On Aug. 16, Haiti’s civil protection agency raised the death toll from the earthquake to 1,419 and the number of injured to 6,000.
“Some of them have some little tents, but not for sleeping in hard rain,” Janvier told CNS.
The major road connecting Les Cayes to Jérémie is impassable due to landslides and cracks on the road. The quake also leveled homes, leaving thousands without shelter. Countless others are injured and hospitals are already overwhelmed, according to staff at Catholic Relief Services, which has extensive operations in Haiti.
Sonia St. Rose-Bienvil, also a member of St. Martha Church, said she was cooking early Aug. 14 when she began to see the earthquake news through social media; she quickly phoned cousins and aunts to check on their safety, and she is getting requests to help with medications and supplies.
“To get help to Jérémie, you have to go to the capital, where they have the international airport, or we can send by boat, but that can take a long time,” St.

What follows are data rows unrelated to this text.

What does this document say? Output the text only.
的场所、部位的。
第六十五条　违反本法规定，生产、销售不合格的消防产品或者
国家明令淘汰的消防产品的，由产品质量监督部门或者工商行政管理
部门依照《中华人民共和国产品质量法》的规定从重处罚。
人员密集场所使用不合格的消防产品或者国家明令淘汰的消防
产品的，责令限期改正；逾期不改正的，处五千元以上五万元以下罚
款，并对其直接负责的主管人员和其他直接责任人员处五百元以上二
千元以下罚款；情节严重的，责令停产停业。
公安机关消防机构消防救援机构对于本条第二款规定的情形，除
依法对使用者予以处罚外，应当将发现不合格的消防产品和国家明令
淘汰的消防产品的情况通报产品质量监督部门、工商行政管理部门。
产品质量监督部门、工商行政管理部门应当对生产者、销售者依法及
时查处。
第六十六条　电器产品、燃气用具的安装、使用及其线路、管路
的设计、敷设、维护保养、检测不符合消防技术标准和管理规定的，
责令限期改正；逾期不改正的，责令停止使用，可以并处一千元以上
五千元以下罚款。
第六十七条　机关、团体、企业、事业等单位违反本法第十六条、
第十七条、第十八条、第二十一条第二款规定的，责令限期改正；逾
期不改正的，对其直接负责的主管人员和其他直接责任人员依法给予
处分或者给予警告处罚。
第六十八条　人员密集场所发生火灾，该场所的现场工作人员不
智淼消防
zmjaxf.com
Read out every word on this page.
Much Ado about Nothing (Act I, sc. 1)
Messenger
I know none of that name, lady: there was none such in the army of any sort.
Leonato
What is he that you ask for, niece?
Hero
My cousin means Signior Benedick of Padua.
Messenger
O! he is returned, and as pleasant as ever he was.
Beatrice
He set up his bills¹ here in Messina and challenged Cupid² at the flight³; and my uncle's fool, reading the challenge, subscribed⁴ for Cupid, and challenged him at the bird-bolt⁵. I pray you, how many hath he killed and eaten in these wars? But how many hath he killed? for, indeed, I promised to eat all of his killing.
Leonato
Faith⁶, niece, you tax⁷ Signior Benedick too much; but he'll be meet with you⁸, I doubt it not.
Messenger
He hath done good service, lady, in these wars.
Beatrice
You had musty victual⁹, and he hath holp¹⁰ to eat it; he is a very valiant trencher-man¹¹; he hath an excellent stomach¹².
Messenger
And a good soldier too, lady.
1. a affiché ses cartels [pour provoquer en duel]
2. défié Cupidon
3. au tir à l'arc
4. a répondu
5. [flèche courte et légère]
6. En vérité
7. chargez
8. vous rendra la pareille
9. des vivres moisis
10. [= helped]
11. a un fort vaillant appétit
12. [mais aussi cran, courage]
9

Rose-Bienvil told CNS. She is president of Solidarity of Haitian Americans of Long Island, which sponsors education and other workshops for local Haitian Americans.

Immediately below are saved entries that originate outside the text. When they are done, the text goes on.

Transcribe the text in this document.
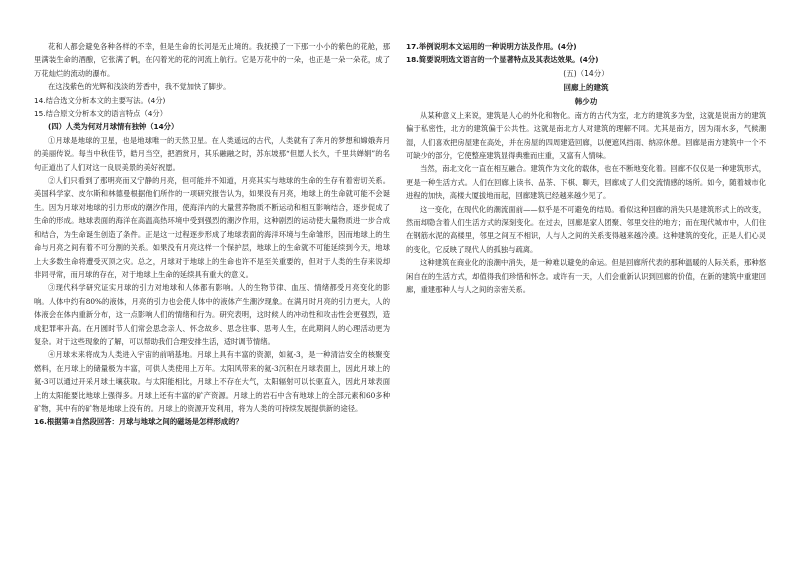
花和人都会避免各种各样的不幸，但是生命的长河是无止境的。我抚摸了一下那一小小的紫色的花舱，那里满装生命的酒酿，它张满了帆，在闪着光的花的河流上航行。它是万花中的一朵，也正是一朵一朵花，成了万花灿烂的流动的瀑布。

在这浅紫色的光辉和浅淡的芳香中，我不觉加快了脚步。

14.结合选文分析本文的主要写法。(4分)

15.结合原文分析本文的语言特点（4分）

(四）人类为何对月球情有独钟（14分）

①月球是地球的卫星，也是地球唯一的天然卫星。在人类遥远的古代，人类就有了奔月的梦想和嫦娥奔月的美丽传说。每当中秋佳节，皓月当空，把酒赏月，其乐融融之时，苏东坡那“但愿人长久，千里共婵娟”的名句正道出了人们对这一良辰美景的美好祝愿。

②人们只看到了那明亮而又宁静的月亮，但可能并不知道，月亮其实与地球的生命的生存有着密切关系。美国科学家、皮尔斯和林德曼根据他们所作的一项研究报告认为，如果没有月亮，地球上的生命就可能不会诞生。因为月球对地球的引力形成的潮汐作用，使海洋内的大量营养物质不断运动和相互影响结合，逐步促成了生命的形成。地球表面的海洋在高温高热环境中受到强烈的潮汐作用，这种剧烈的运动使大量物质进一步合成和结合，为生命诞生创造了条件。正是这一过程逐步形成了地球表面的海洋环境与生命雏形，因而地球上的生命与月亮之间有着不可分割的关系。如果没有月亮这样一个保护层，地球上的生命就不可能延续到今天，地球上大多数生命将遭受灭顶之灾。总之，月球对于地球上的生命也许不是至关重要的，但对于人类的生存来说却非同寻常，而月球的存在，对于地球上生命的延续具有重大的意义。

③现代科学研究证实月球的引力对地球和人体都有影响。人的生物节律、血压、情绪都受月亮变化的影响。人体中约有80%的液体，月亮的引力也会使人体中的液体产生潮汐现象。在满月时月亮的引力更大，人的体液会在体内重新分布，这一点影响人们的情绪和行为。研究表明，这时候人的冲动性和攻击性会更强烈，造成犯罪率升高。在月圆时节人们常会思念亲人、怀念故乡、思念往事、思考人生，在此期间人的心理活动更为复杂。对于这些现象的了解，可以帮助我们合理安排生活，适时调节情绪。

④月球未来将成为人类进入宇宙的前哨基地。月球上具有丰富的资源，如氦-3，是一种清洁安全的核聚变燃料，在月球上的储量极为丰富，可供人类使用上万年。太阳风带来的氦-3沉积在月球表面上，因此月球上的氦-3可以通过开采月球土壤获取。与太阳能相比，月球上不存在大气，太阳辐射可以长驱直入，因此月球表面上的太阳能要比地球上强得多。月球上还有丰富的矿产资源。月球上的岩石中含有地球上的全部元素和60多种矿物，其中有的矿物是地球上没有的。月球上的资源开发利用，将为人类的可持续发展提供新的途径。

16.根据第③自然段回答：月球与地球之间的磁场是怎样形成的？

17.举例说明本文运用的一种说明方法及作用。(4分)

18.简要说明选文语言的一个显著特点及其表达效果。(4分)

(五)（14分）

回廊上的建筑

韩少功

从某种意义上来说，建筑是人心的外化和物化。南方的古代为室，北方的建筑多为堂，这就是说南方的建筑偏于私密性，北方的建筑偏于公共性。这就是南北方人对建筑的理解不同。尤其是南方，因为雨水多，气候潮湿，人们喜欢把房屋建在高处，并在房屋的四周建造回廊，以便遮风挡雨、纳凉休憩。回廊是南方建筑中一个不可缺少的部分，它使整座建筑显得典雅而庄重，又富有人情味。

当然，南北文化一直在相互融合。建筑作为文化的载体，也在不断地变化着。回廊不仅仅是一种建筑形式，更是一种生活方式。人们在回廊上读书、品茶、下棋、聊天，回廊成了人们交流情感的场所。如今，随着城市化进程的加快，高楼大厦拔地而起，回廊建筑已经越来越少见了。

这一变化，在现代化的潮流面前——似乎是不可避免的结局。看似这种回廊的消失只是建筑形式上的改变，然而却隐含着人们生活方式的深刻变化。在过去，回廊是家人团聚、邻里交往的地方；而在现代城市中，人们住在钢筋水泥的高楼里，邻里之间互不相识，人与人之间的关系变得越来越冷漠。这种建筑的变化，正是人们心灵的变化，它反映了现代人的孤独与疏离。

这种建筑在商业化的浪潮中消失，是一种难以避免的命运。但是回廊所代表的那种温暖的人际关系，那种悠闲自在的生活方式，却值得我们珍惜和怀念。或许有一天，人们会重新认识到回廊的价值，在新的建筑中重建回廊，重建那种人与人之间的亲密关系。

“We are thinking of communicating with pharmacies over there and get help paying for medications; people are afraid to go inside because it is constantly shaking,” she added.
“My husband has been talking with people down there now talking about aftershocks every few minutes, and the worst thing is the local hospital does not have enough supplies,” St. Rose-Bienvil added.

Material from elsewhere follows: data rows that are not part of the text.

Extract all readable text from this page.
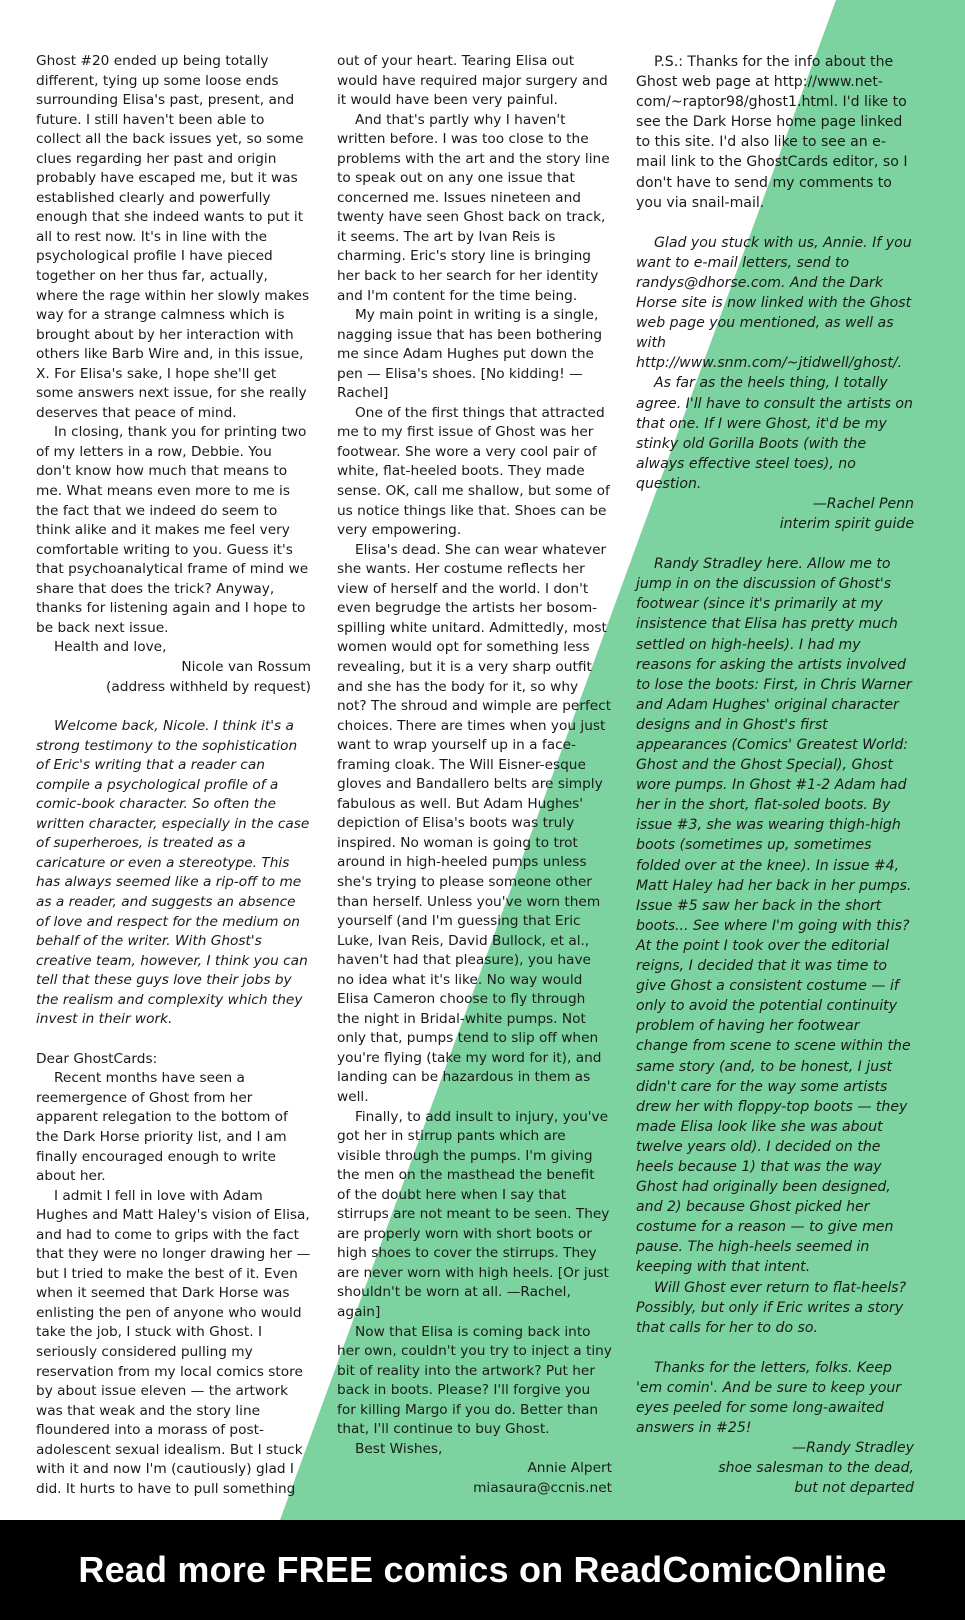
Ghost #20 ended up being totally different, tying up some loose ends surrounding Elisa's past, present, and future. I still haven't been able to collect all the back issues yet, so some clues regarding her past and origin probably have escaped me, but it was established clearly and powerfully enough that she indeed wants to put it all to rest now. It's in line with the psychological profile I have pieced together on her thus far, actually, where the rage within her slowly makes way for a strange calmness which is brought about by her interaction with others like Barb Wire and, in this issue, X. For Elisa's sake, I hope she'll get some answers next issue, for she really deserves that peace of mind.

In closing, thank you for printing two of my letters in a row, Debbie. You don't know how much that means to me. What means even more to me is the fact that we indeed do seem to think alike and it makes me feel very comfortable writing to you. Guess it's that psychoanalytical frame of mind we share that does the trick? Anyway, thanks for listening again and I hope to be back next issue.

Health and love,

Nicole van Rossum

(address withheld by request)

Welcome back, Nicole. I think it's a strong testimony to the sophistication of Eric's writing that a reader can compile a psychological profile of a comic-book character. So often the written character, especially in the case of superheroes, is treated as a caricature or even a stereotype. This has always seemed like a rip-off to me as a reader, and suggests an absence of love and respect for the medium on behalf of the writer. With Ghost's creative team, however, I think you can tell that these guys love their jobs by the realism and complexity which they invest in their work.

Dear GhostCards:

Recent months have seen a reemergence of Ghost from her apparent relegation to the bottom of the Dark Horse priority list, and I am finally encouraged enough to write about her.

I admit I fell in love with Adam Hughes and Matt Haley's vision of Elisa, and had to come to grips with the fact that they were no longer drawing her — but I tried to make the best of it. Even when it seemed that Dark Horse was enlisting the pen of anyone who would take the job, I stuck with Ghost. I seriously considered pulling my reservation from my local comics store by about issue eleven — the artwork was that weak and the story line floundered into a morass of post-adolescent sexual idealism. But I stuck with it and now I'm (cautiously) glad I did. It hurts to have to pull something

out of your heart. Tearing Elisa out would have required major surgery and it would have been very painful.

And that's partly why I haven't written before. I was too close to the problems with the art and the story line to speak out on any one issue that concerned me. Issues nineteen and twenty have seen Ghost back on track, it seems. The art by Ivan Reis is charming. Eric's story line is bringing her back to her search for her identity and I'm content for the time being.

My main point in writing is a single, nagging issue that has been bothering me since Adam Hughes put down the pen — Elisa's shoes. [No kidding! —Rachel]

One of the first things that attracted me to my first issue of Ghost was her footwear. She wore a very cool pair of white, flat-heeled boots. They made sense. OK, call me shallow, but some of us notice things like that. Shoes can be very empowering.

Elisa's dead. She can wear whatever she wants. Her costume reflects her view of herself and the world. I don't even begrudge the artists her bosom-spilling white unitard. Admittedly, most women would opt for something less revealing, but it is a very sharp outfit and she has the body for it, so why not? The shroud and wimple are perfect choices. There are times when you just want to wrap yourself up in a face-framing cloak. The Will Eisner-esque gloves and Bandallero belts are simply fabulous as well. But Adam Hughes' depiction of Elisa's boots was truly inspired. No woman is going to trot around in high-heeled pumps unless she's trying to please someone other than herself. Unless you've worn them yourself (and I'm guessing that Eric Luke, Ivan Reis, David Bullock, et al., haven't had that pleasure), you have no idea what it's like. No way would Elisa Cameron choose to fly through the night in Bridal-white pumps. Not only that, pumps tend to slip off when you're flying (take my word for it), and landing can be hazardous in them as well.

Finally, to add insult to injury, you've got her in stirrup pants which are visible through the pumps. I'm giving the men on the masthead the benefit of the doubt here when I say that stirrups are not meant to be seen. They are properly worn with short boots or high shoes to cover the stirrups. They are never worn with high heels. [Or just shouldn't be worn at all. —Rachel, again]

Now that Elisa is coming back into her own, couldn't you try to inject a tiny bit of reality into the artwork? Put her back in boots. Please? I'll forgive you for killing Margo if you do. Better than that, I'll continue to buy Ghost.

Best Wishes,

Annie Alpert

miasaura@ccnis.net

P.S.: Thanks for the info about the Ghost web page at http://www.net-com/~raptor98/ghost1.html. I'd like to see the Dark Horse home page linked to this site. I'd also like to see an e-mail link to the GhostCards editor, so I don't have to send my comments to you via snail-mail.

Glad you stuck with us, Annie. If you want to e-mail letters, send to randys@dhorse.com. And the Dark Horse site is now linked with the Ghost web page you mentioned, as well as with http://www.snm.com/~jtidwell/ghost/.

As far as the heels thing, I totally agree. I'll have to consult the artists on that one. If I were Ghost, it'd be my stinky old Gorilla Boots (with the always effective steel toes), no question.

—Rachel Penn

interim spirit guide

Randy Stradley here. Allow me to jump in on the discussion of Ghost's footwear (since it's primarily at my insistence that Elisa has pretty much settled on high-heels). I had my reasons for asking the artists involved to lose the boots: First, in Chris Warner and Adam Hughes' original character designs and in Ghost's first appearances (Comics' Greatest World: Ghost and the Ghost Special), Ghost wore pumps. In Ghost #1-2 Adam had her in the short, flat-soled boots. By issue #3, she was wearing thigh-high boots (sometimes up, sometimes folded over at the knee). In issue #4, Matt Haley had her back in her pumps. Issue #5 saw her back in the short boots... See where I'm going with this? At the point I took over the editorial reigns, I decided that it was time to give Ghost a consistent costume — if only to avoid the potential continuity problem of having her footwear change from scene to scene within the same story (and, to be honest, I just didn't care for the way some artists drew her with floppy-top boots — they made Elisa look like she was about twelve years old). I decided on the heels because 1) that was the way Ghost had originally been designed, and 2) because Ghost picked her costume for a reason — to give men pause. The high-heels seemed in keeping with that intent.

Will Ghost ever return to flat-heels? Possibly, but only if Eric writes a story that calls for her to do so.

Thanks for the letters, folks. Keep 'em comin'. And be sure to keep your eyes peeled for some long-awaited answers in #25!

—Randy Stradley

shoe salesman to the dead,

but not departed

Read more FREE comics on ReadComicOnline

She is also concerned that the St. Louis Cathedral in Jérémie is in need of a new roof.
Also working the phones from Long Island was Oblate Father Fenelon Sylfrard, a Haitian priest on vacation in the U.S. but based at the College St. Paul in Les Coteaux, a high school in the Diocese of Les Cayes.
Sylfrard spoke about the situation during a homily Aug. 15 in Uniondale. He said part of his school is demolished and some of the students and faculty have lost their homes. Two faculty members were injured, and classes will have to eventually resume outdoors for the foreseeable future, he said.
“Most of the parishes suffered damages, but some of them were destroyed completely,” the priest said through a translator by telephone. “The Catholic seminary for the Oblates there was also completely destroyed; thank God the seminarians were on vacation.”
He plans to return to Haiti Aug. 25.
“When I go back we will have Masses outdoors and hopefully get enough help to rebuild the parishes and schools over there. The community will be in need of lots of help,” he said.